By Nick Butler
International Paralympic Committee (IPC) Honorary Board member Maria Guleghina has claimed the Winter Paralympics in Sochi had a "great impact" on attitudes towards the disabled in Russia one year on from the Opening Ceremony of the Games.
Guleghina, also a world renowned soprano opera singer who performed on the ice breaker ship immediately after the Games were officially declared open, claimed the Paralympics "changed the overall point of view of the Russians".
She did, however, admit that the Games would have been "more successful if not for the political situation".
Russia's widely criticised annexation of the Crimean Peninsular took place the week before the start of the event this time last year, leading to only one Ukrainian athlete defiantly participating in the Ceremony on March 7.
In a wide-ranging interview published by the International Paralympic Committee (IPC), Guleghina, who was born and raised in the Soviet Union but has Ukrainian, Russian, Belorussian and Armenian family, expressed her wish that "politics should stay out of sports".
"I think no matter what, it is the Paralympians who deserve to be admired and it is no one's business to point fingers at a country that is dealing with a crisis as good as it can," she added.
But in a more positive vein, Guleghina also emphasised the huge success of the Games, and the legacy impact seen since in the world's largest nation.
"I noticed that especially now, after the Games, there are much more ramps for wheelchair users all over the big cities," she said.

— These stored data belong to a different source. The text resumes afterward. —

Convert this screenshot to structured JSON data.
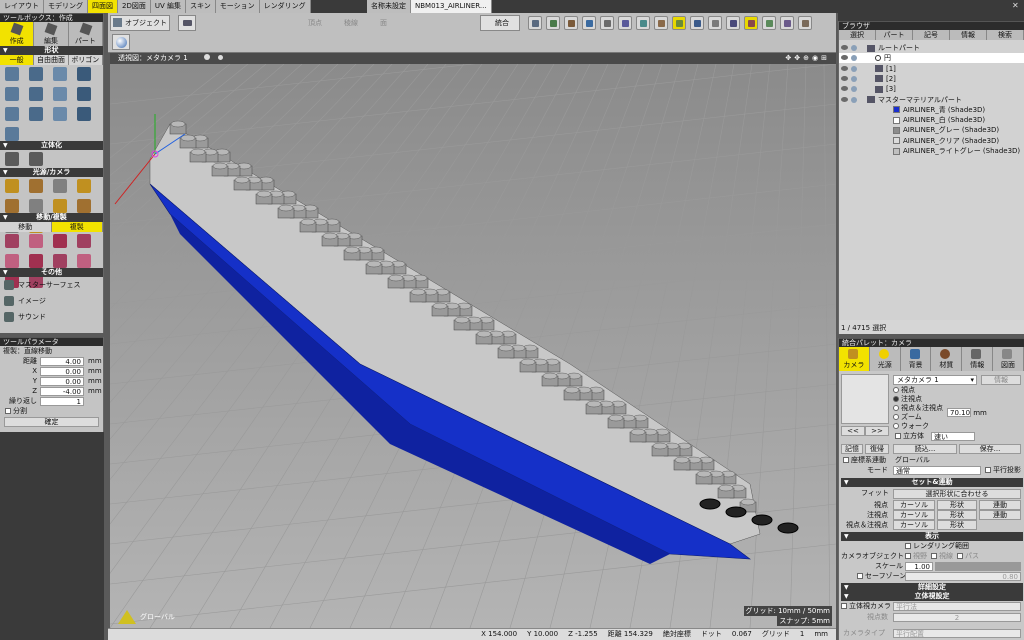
{
  "top_tabs": [
    "レイアウト",
    "モデリング",
    "四面図",
    "2D図面",
    "UV 編集",
    "スキン",
    "モーション",
    "レンダリング"
  ],
  "doc_tabs": [
    "名称未設定",
    "NBM013_AIRLINER..."
  ],
  "toolbar": {
    "object_label": "オブジェクト",
    "vertex": "頂点",
    "edge": "稜線",
    "face": "面",
    "unify": "統合"
  },
  "toolbox": {
    "title": "ツールボックス：作成",
    "tabs": [
      "作成",
      "編集",
      "パート"
    ],
    "shape_title": "形状",
    "shape_tabs": [
      "一般",
      "自由曲面",
      "ポリゴン"
    ],
    "solid_title": "立体化",
    "light_title": "光源/カメラ",
    "move_title": "移動/複製",
    "move_tabs": [
      "移動",
      "複製"
    ],
    "other_title": "その他",
    "other_items": [
      "マスターサーフェス",
      "イメージ",
      "サウンド"
    ]
  },
  "toolparam": {
    "title": "ツールパラメータ",
    "mode": "複製：直線移動",
    "distance_label": "距離",
    "distance": "4.00",
    "x": "0.00",
    "y": "0.00",
    "z": "-4.00",
    "repeat_label": "繰り返し",
    "repeat": "1",
    "split": "分割",
    "confirm": "確定",
    "unit": "mm"
  },
  "viewport": {
    "title": "透視図：メタカメラ 1",
    "grid": "グリッド: 10mm / 50mm",
    "snap": "スナップ: 5mm",
    "global": "グローバル"
  },
  "status": {
    "x": "X  154.000",
    "y": "Y  10.000",
    "z": "Z  -1.255",
    "dist": "距離  154.329",
    "abs": "絶対座標",
    "dot": "ドット",
    "dot_val": "0.067",
    "grid": "グリッド",
    "grid_val": "1",
    "unit": "mm"
  },
  "browser": {
    "title": "ブラウザ",
    "tabs": [
      "選択",
      "パート",
      "記号",
      "情報",
      "検索"
    ],
    "count": "1 / 4715 選択",
    "items": [
      "ルートパート",
      "円",
      "[1]",
      "[2]",
      "[3]",
      "マスターマテリアルパート",
      "AIRLINER_青 (Shade3D)",
      "AIRLINER_白 (Shade3D)",
      "AIRLINER_グレー (Shade3D)",
      "AIRLINER_クリア (Shade3D)",
      "AIRLINER_ライトグレー (Shade3D)"
    ],
    "mat_colors": [
      "#1a2fd0",
      "#ffffff",
      "#8c8c8c",
      "#dcdcdc",
      "#c0c0c0"
    ]
  },
  "palette": {
    "title": "統合パレット：カメラ",
    "tabs": [
      "カメラ",
      "光源",
      "背景",
      "材質",
      "情報",
      "図面"
    ],
    "camera_select": "メタカメラ 1",
    "info_btn": "情報",
    "opts": [
      "視点",
      "注視点",
      "視点＆注視点",
      "ズーム",
      "ウォーク"
    ],
    "zoom_val": "70.10",
    "zoom_unit": "mm",
    "cube": "立方体",
    "speed": "速い",
    "nav": [
      "<<",
      ">>"
    ],
    "memo": "記憶",
    "restore": "復帰",
    "load": "読込...",
    "save": "保存...",
    "coord_link": "座標系連動",
    "coord_val": "グローバル",
    "mode_label": "モード",
    "mode_val": "通常",
    "parallel": "平行投影",
    "set_title": "セット&連動",
    "fit": "フィット",
    "fit_val": "選択形状に合わせる",
    "grid_rows": [
      [
        "視点",
        "カーソル",
        "形状",
        "連動"
      ],
      [
        "注視点",
        "カーソル",
        "形状",
        "連動"
      ],
      [
        "視点＆注視点",
        "カーソル",
        "形状",
        ""
      ]
    ],
    "disp_title": "表示",
    "render_range": "レンダリング範囲",
    "cam_obj": "カメラオブジェクト",
    "cam_obj_opts": [
      "視野",
      "視線",
      "パス"
    ],
    "scale_label": "スケール",
    "scale_val": "1.00",
    "safe_zone": "セーフゾーン",
    "safe_val": "0.80",
    "detail_title": "詳細設定",
    "stereo_title": "立体視設定",
    "stereo_cam": "立体視カメラ",
    "stereo_val": "平行法",
    "view_count_label": "視点数",
    "view_count": "2",
    "cam_type_label": "カメラタイプ",
    "cam_type": "平行配置"
  }
}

"I have heard obviously there is still a lot to be done for the smaller cities in Russia, but the awareness level has risen.
"The Paralympians have changed the overall point of view of the Russians."
A number of other commemorative gestures have taken place this weekend to mark the one year anniversary, with IPC Sir Philip Craven selecting his top five memories of the first Paralympic Games in Russia.
These related to "accessibility", the wild celebrations of United States' Alpine skier Stephanie Jallen when she won a Super-G bronze medal, Great Britain's first Alpine skiing gold, the success of the Russian ice sledge hockey team and, more broadly, the "transformation of 'impossible' to 'I am possible.'"
Among many NPCs to have recognised the milestone date is the Canadian Paralympic Committee (CPC), who will be reliving the memories of the Games over the next week on all its digital platforms, using the hashtag #ReliveSochi.
"The Sochi 2014 Paralympic Games were another great step forward for the Paralympic Movement," said CPC President Gaétan Tardif.
"More Canadians and people around the world discovered the excitement of Paralympic sport."